Напоминая некоторые примеры, можно сказать, что субстанциональное начало в мировоззрении Инсарова очевидно: оно определяется его пониманием необходимости борьбы за национальное освобождение своей страны. Гиперболизация целеустремленности героя, сосредоточенности на одной идее, готовности полубольным ехать на родину, отсутствие широкого круга других интересов – все это естественно и закономерно для болгарина тех лет, когда готовилась и отчасти уже шла борьба за освобождение Болгарии от многовекового турецкого ига. Таким образом, внутренний мир героя как бы не богат, но он заполнен идеей и заботами о ее осуществлении – все это придает высокий нравственный ореол его поступкам.

Федор Лаврецкий, расстающийся с идеей личного счастья и готовый посвятить себя служению России, имеет в виду отдать свои силы общему благу, как он его понимает. И писатель заставляет нас поверить в нравственные возможности и стремления героя, в высокую степень его ответственности.

Наиболее сложна картина внутреннего мира Базарова. Воспроизводить все противоречия в сознании и поведении Базарова, о которых обычно пишут, вряд ли целесообразно. Но нельзя не отметить, что самое значительное в облике Базарова – это его преданность науке, умение и потребность заниматься делом в любых условиях, готовность помочь людям, когда они нуждаются в его помощи. Разделяемая героем «идея человеческого ничтожества» и вытекающая отсюда мысль о краткости, мгновенности, мимолетности человеческого бытия, подверженности его «власти всемогущей стихии», о чем убедительно писал А.И. Батюто, позволяет извлечь из нее нравственный смысл. Эта мысль подводит Базарова, как и других героев Тургенева, к идее долга, самоотречения, самопожертвования, которая таит в себе надличностный смысл.

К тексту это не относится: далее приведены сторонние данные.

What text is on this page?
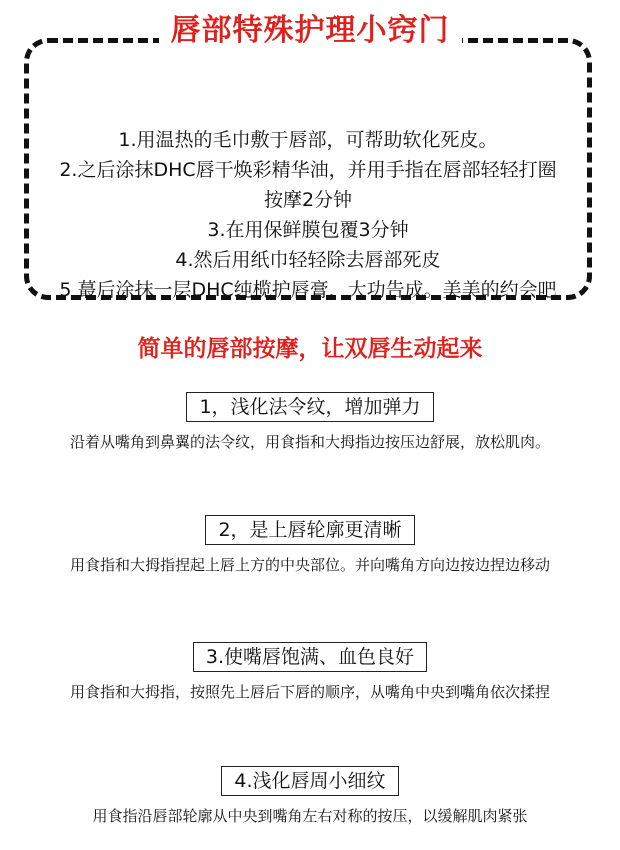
1.用温热的毛巾敷于唇部，可帮助软化死皮。
2.之后涂抹DHC唇干焕彩精华油，并用手指在唇部轻轻打圈按摩2分钟
3.在用保鲜膜包覆3分钟
4.然后用纸巾轻轻除去唇部死皮
5 蕞后涂抹一层DHC纯榄护唇膏，大功告成。美美的约会吧
唇部特殊护理小窍门
简单的唇部按摩，让双唇生动起来
1，浅化法令纹，增加弹力

沿着从嘴角到鼻翼的法令纹，用食指和大拇指边按压边舒展，放松肌肉。

2，是上唇轮廓更清晰

用食指和大拇指捏起上唇上方的中央部位。并向嘴角方向边按边捏边移动

3.使嘴唇饱满、血色良好

用食指和大拇指，按照先上唇后下唇的顺序，从嘴角中央到嘴角依次揉捏

4.浅化唇周小细纹

用食指沿唇部轮廓从中央到嘴角左右对称的按压，以缓解肌肉紧张
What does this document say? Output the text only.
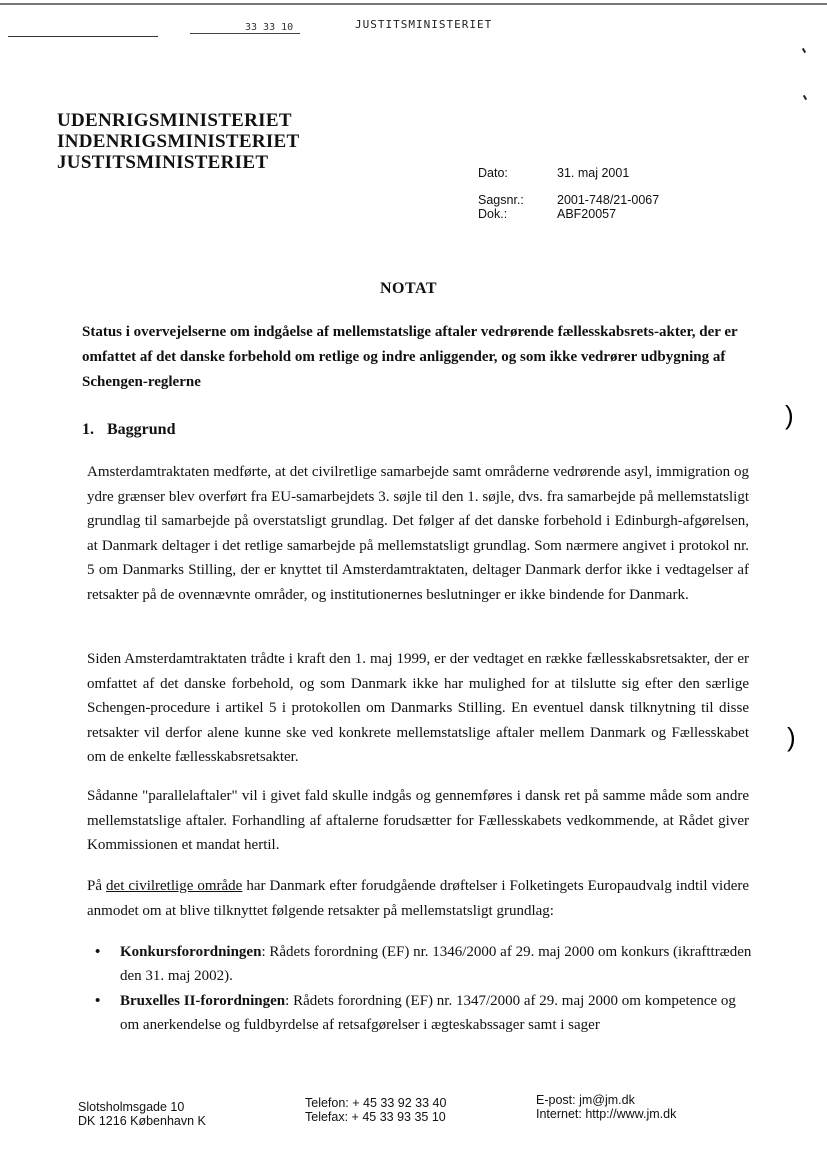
33 33 10	JUSTITSMINISTERIET
UDENRIGSMINISTERIET
INDENRIGSMINISTERIET
JUSTITSMINISTERIET	Dato:	31. maj 2001
Sagsnr.:	2001-748/21-0067
Dok.:	ABF20057
NOTAT
Status i overvejelserne om indgåelse af mellemstatslige aftaler vedrørende fællesskabsrets-akter, der er omfattet af det danske forbehold om retlige og indre anliggender, og som ikke vedrører udbygning af Schengen-reglerne
1. Baggrund
Amsterdamtraktaten medførte, at det civilretlige samarbejde samt områderne vedrørende asyl, immigration og ydre grænser blev overført fra EU-samarbejdets 3. søjle til den 1. søjle, dvs. fra samarbejde på mellemstatsligt grundlag til samarbejde på overstatsligt grundlag. Det følger af det danske forbehold i Edinburgh-afgørelsen, at Danmark deltager i det retlige samarbejde på mellemstatsligt grundlag. Som nærmere angivet i protokol nr. 5 om Danmarks Stilling, der er knyttet til Amsterdamtraktaten, deltager Danmark derfor ikke i vedtagelser af retsakter på de ovennævnte områder, og institutionernes beslutninger er ikke bindende for Danmark.
Siden Amsterdamtraktaten trådte i kraft den 1. maj 1999, er der vedtaget en række fællesskabsretsakter, der er omfattet af det danske forbehold, og som Danmark ikke har mulighed for at tilslutte sig efter den særlige Schengen-procedure i artikel 5 i protokollen om Danmarks Stilling. En eventuel dansk tilknytning til disse retsakter vil derfor alene kunne ske ved konkrete mellemstatslige aftaler mellem Danmark og Fællesskabet om de enkelte fællesskabsretsakter.
Sådanne "parallelaftaler" vil i givet fald skulle indgås og gennemføres i dansk ret på samme måde som andre mellemstatslige aftaler. Forhandling af aftalerne forudsætter for Fællesskabets vedkommende, at Rådet giver Kommissionen et mandat hertil.
På det civilretlige område har Danmark efter forudgående drøftelser i Folketingets Europaudvalg indtil videre anmodet om at blive tilknyttet følgende retsakter på mellemstatsligt grundlag:
• Konkursforordningen: Rådets forordning (EF) nr. 1346/2000 af 29. maj 2000 om konkurs (ikrafttræden den 31. maj 2002).
• Bruxelles II-forordningen: Rådets forordning (EF) nr. 1347/2000 af 29. maj 2000 om kompetence og om anerkendelse og fuldbyrdelse af retsafgørelser i ægteskabssager samt i sager
Slotsholmsgade 10
DK 1216 København K
Telefon: + 45 33 92 33 40
Telefax: + 45 33 93 35 10
E-post: jm@jm.dk
Internet: http://www.jm.dk
)
)
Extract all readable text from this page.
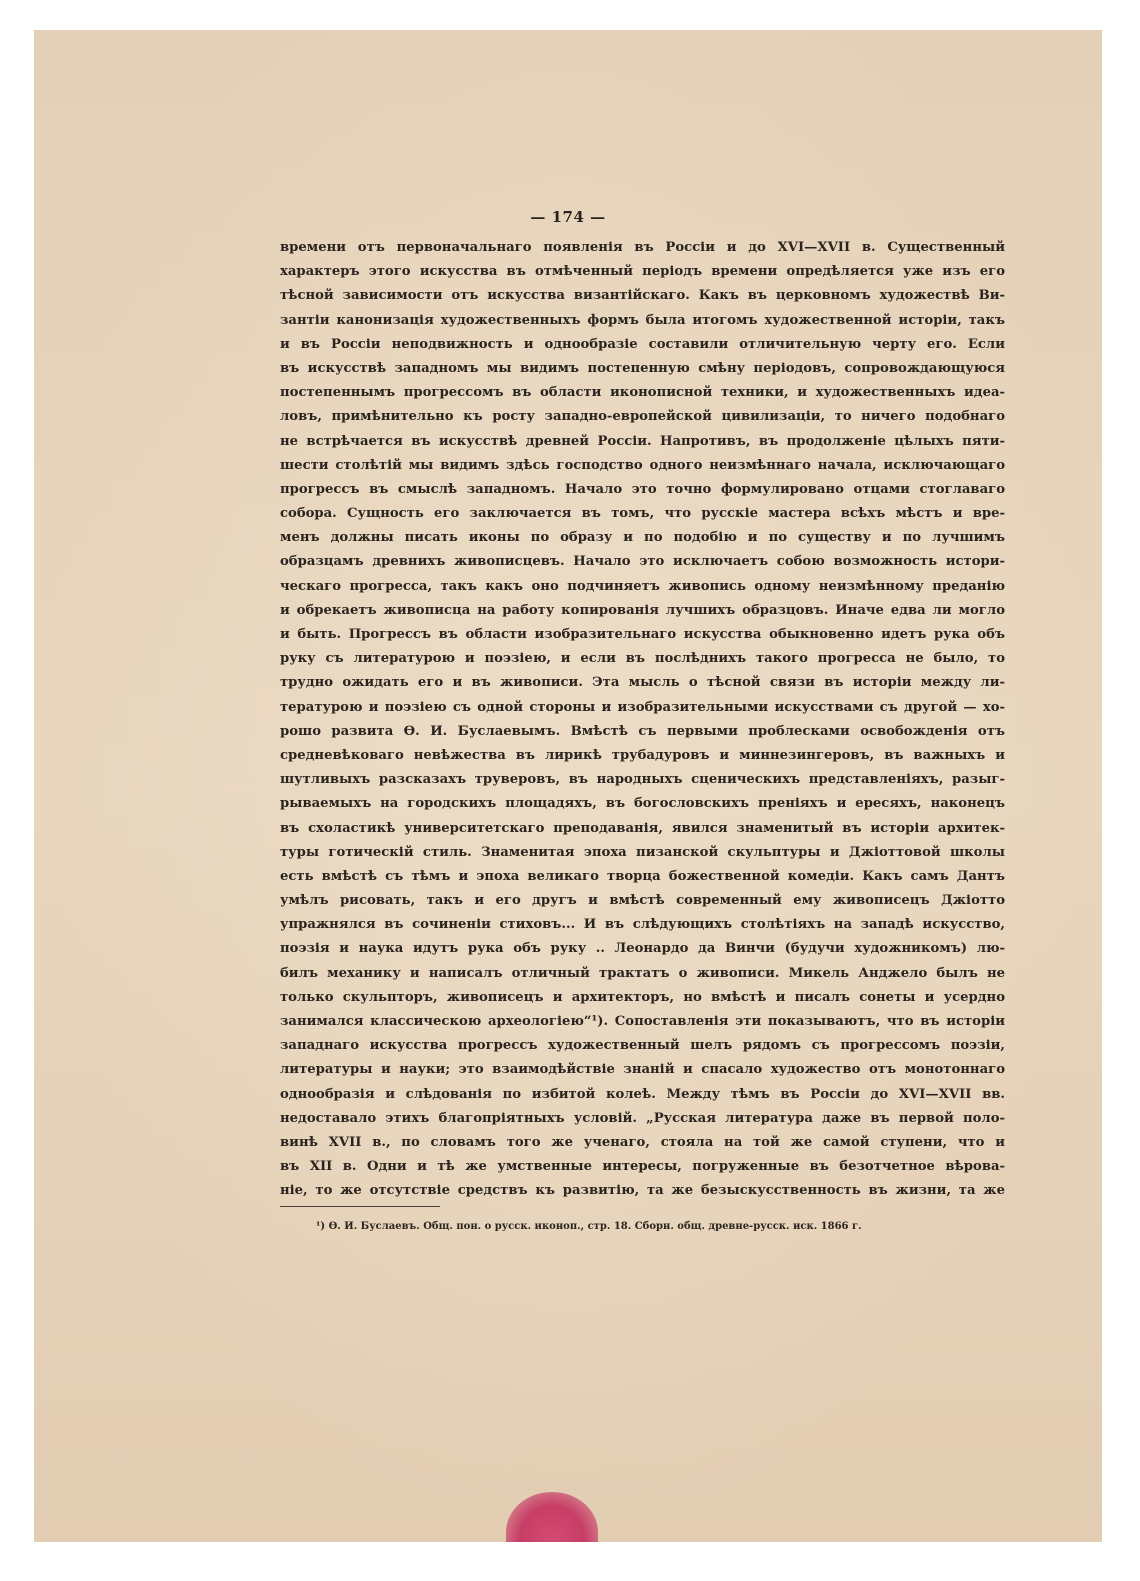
— 174 —
времени отъ первоначальнаго появленія въ Россіи и до XVI—XVII в. Существенный
характеръ этого искусства въ отмѣченный періодъ времени опредѣляется уже изъ его
тѣсной зависимости отъ искусства византійскаго. Какъ въ церковномъ художествѣ Ви-
зантіи канонизація художественныхъ формъ была итогомъ художественной исторіи, такъ
и въ Россіи неподвижность и однообразіе составили отличительную черту его. Если
въ искусствѣ западномъ мы видимъ постепенную смѣну періодовъ, сопровождающуюся
постепеннымъ прогрессомъ въ области иконописной техники, и художественныхъ идеа-
ловъ, примѣнительно къ росту западно-европейской цивилизаціи, то ничего подобнаго
не встрѣчается въ искусствѣ древней Россіи. Напротивъ, въ продолженіе цѣлыхъ пяти-
шести столѣтій мы видимъ здѣсь господство одного неизмѣннаго начала, исключающаго
прогрессъ въ смыслѣ западномъ. Начало это точно формулировано отцами стоглаваго
собора. Сущность его заключается въ томъ, что русскіе мастера всѣхъ мѣстъ и вре-
менъ должны писать иконы по образу и по подобію и по существу и по лучшимъ
образцамъ древнихъ живописцевъ. Начало это исключаетъ собою возможность истори-
ческаго прогресса, такъ какъ оно подчиняетъ живопись одному неизмѣнному преданію
и обрекаетъ живописца на работу копированія лучшихъ образцовъ. Иначе едва ли могло
и быть. Прогрессъ въ области изобразительнаго искусства обыкновенно идетъ рука объ
руку съ литературою и поэзіею, и если въ послѣднихъ такого прогресса не было, то
трудно ожидать его и въ живописи. Эта мысль о тѣсной связи въ исторіи между ли-
тературою и поэзіею съ одной стороны и изобразительными искусствами съ другой — хо-
рошо развита Ѳ. И. Буслаевымъ. Вмѣстѣ съ первыми проблесками освобожденія отъ
средневѣковаго невѣжества въ лирикѣ трубадуровъ и миннезингеровъ, въ важныхъ и
шутливыхъ разсказахъ труверовъ, въ народныхъ сценическихъ представленіяхъ, разыг-
рываемыхъ на городскихъ площадяхъ, въ богословскихъ преніяхъ и ересяхъ, наконецъ
въ схоластикѣ университетскаго преподаванія, явился знаменитый въ исторіи архитек-
туры готическій стиль. Знаменитая эпоха пизанской скульптуры и Джіоттовой школы
есть вмѣстѣ съ тѣмъ и эпоха великаго творца божественной комедіи. Какъ самъ Дантъ
умѣлъ рисовать, такъ и его другъ и вмѣстѣ современный ему живописецъ Джіотто
упражнялся въ сочиненіи стиховъ... И въ слѣдующихъ столѣтіяхъ на западѣ искусство,
поэзія и наука идутъ рука объ руку .. Леонардо да Винчи (будучи художникомъ) лю-
билъ механику и написалъ отличный трактатъ о живописи. Микель Анджело былъ не
только скульпторъ, живописецъ и архитекторъ, но вмѣстѣ и писалъ сонеты и усердно
занимался классическою археологіею“¹). Сопоставленія эти показываютъ, что въ исторіи
западнаго искусства прогрессъ художественный шелъ рядомъ съ прогрессомъ поэзіи,
литературы и науки; это взаимодѣйствіе знаній и спасало художество отъ монотоннаго
однообразія и слѣдованія по избитой колеѣ. Между тѣмъ въ Россіи до XVI—XVII вв.
недоставало этихъ благопріятныхъ условій. „Русская литература даже въ первой поло-
винѣ XVII в., по словамъ того же ученаго, стояла на той же самой ступени, что и
въ XII в. Одни и тѣ же умственные интересы, погруженные въ безотчетное вѣрова-
ніе, то же отсутствіе средствъ къ развитію, та же безыскусственность въ жизни, та же
¹) Ѳ. И. Буслаевъ. Общ. пон. о русск. иконоп., стр. 18. Сборн. общ. древне-русск. иск. 1866 г.
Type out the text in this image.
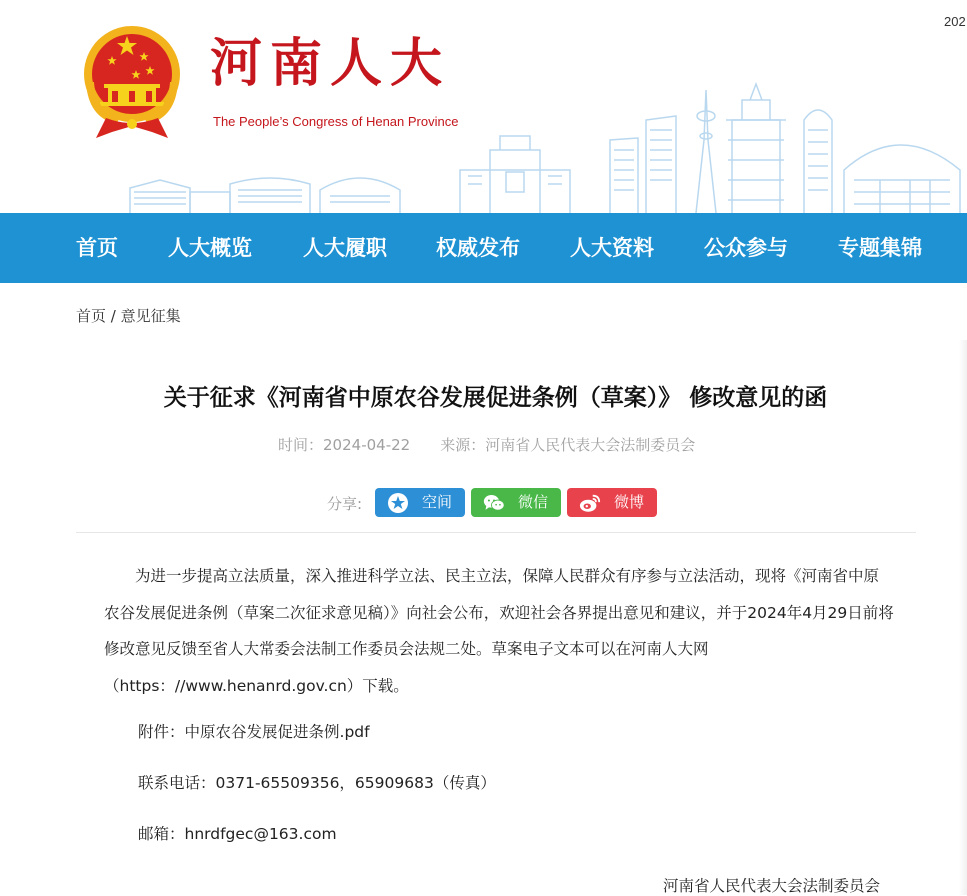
202
河南人大
The People’s Congress of Henan Province
首页 人大概览 人大履职 权威发布 人大资料 公众参与 专题集锦
首页 / 意见征集
关于征求《河南省中原农谷发展促进条例（草案）》 修改意见的函
时间：2024-04-22 来源：河南省人民代表大会法制委员会
分享:	空间	微信	微博

为进一步提高立法质量，深入推进科学立法、民主立法，保障人民群众有序参与立法活动，现将《河南省中原农谷发展促进条例（草案二次征求意见稿）》向社会公布，欢迎社会各界提出意见和建议，并于2024年4月29日前将修改意见反馈至省人大常委会法制工作委员会法规二处。草案电子文本可以在河南人大网（https：//www.henanrd.gov.cn）下载。

附件：中原农谷发展促进条例.pdf
联系电话：0371-65509356，65909683（传真）
邮箱：hnrdfgec@163.com
河南省人民代表大会法制委员会
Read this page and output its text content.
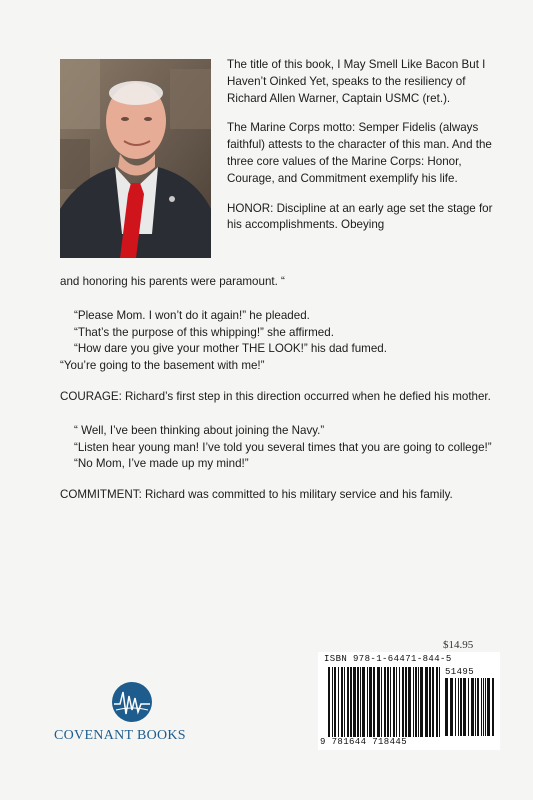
The title of this book, I May Smell Like Bacon But I Haven’t Oinked Yet, speaks to the resiliency of Richard Allen Warner, Captain USMC (ret.).

The Marine Corps motto: Semper Fidelis (always faithful) attests to the character of this man. And the three core values of the Marine Corps: Honor, Courage, and Commitment exemplify his life.

HONOR: Discipline at an early age set the stage for his accomplishments. Obeying

and honoring his parents were paramount. “

“Please Mom. I won’t do it again!” he pleaded.

“That’s the purpose of this whipping!” she affirmed.

“How dare you give your mother THE LOOK!” his dad fumed.

“You’re going to the basement with me!”

COURAGE: Richard’s first step in this direction occurred when he defied his mother.

“ Well, I’ve been thinking about joining the Navy.”

“Listen hear young man! I’ve told you several times that you are going to college!”

“No Mom, I’ve made up my mind!”

COMMITMENT: Richard was committed to his military service and his family.

COVENANT BOOKS
$14.95
ISBN 978-1-64471-844-5
51495
9 781644 718445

В 70-е годы XIX века в творчестве Тургенева несколько меняется трактовка личности, появляется стремление показать иную, более сложную ее структуру. В героях романа «Дым» (Ирина и Литвинов), повести «Вешние воды» (Санин) мы наблюдаем метания, почти необъяснимые поступки, вроде бы не контролируемые нравственными ориентирами. Этим подчеркивается хаотичность, спонтанность, неуправляемость психики героев. Но писатель не оставляет героев в таком состоянии, он «выпрямляет» их поведение, заставляет вернуться к самим себе, к своим исконным понятиям о жизни, что нагляднее всего проявляется в развязках, и это также характерно для монологизма. Все сказанное убеждает лишний раз в том, что присутствие монологизма не умаляет достоинств романного жанра, а свидетельствует о его исконных качествах, порождаемых типом содержания, т. е. романной ситуацией, в самых разных вариациях. Вместе с тем указанные, как и многие другие особенности романов Тургенева позволяют видеть в нем большого художника-романиста, интересного не только русским, но и зарубежным читателям, чему есть множество свидетельств.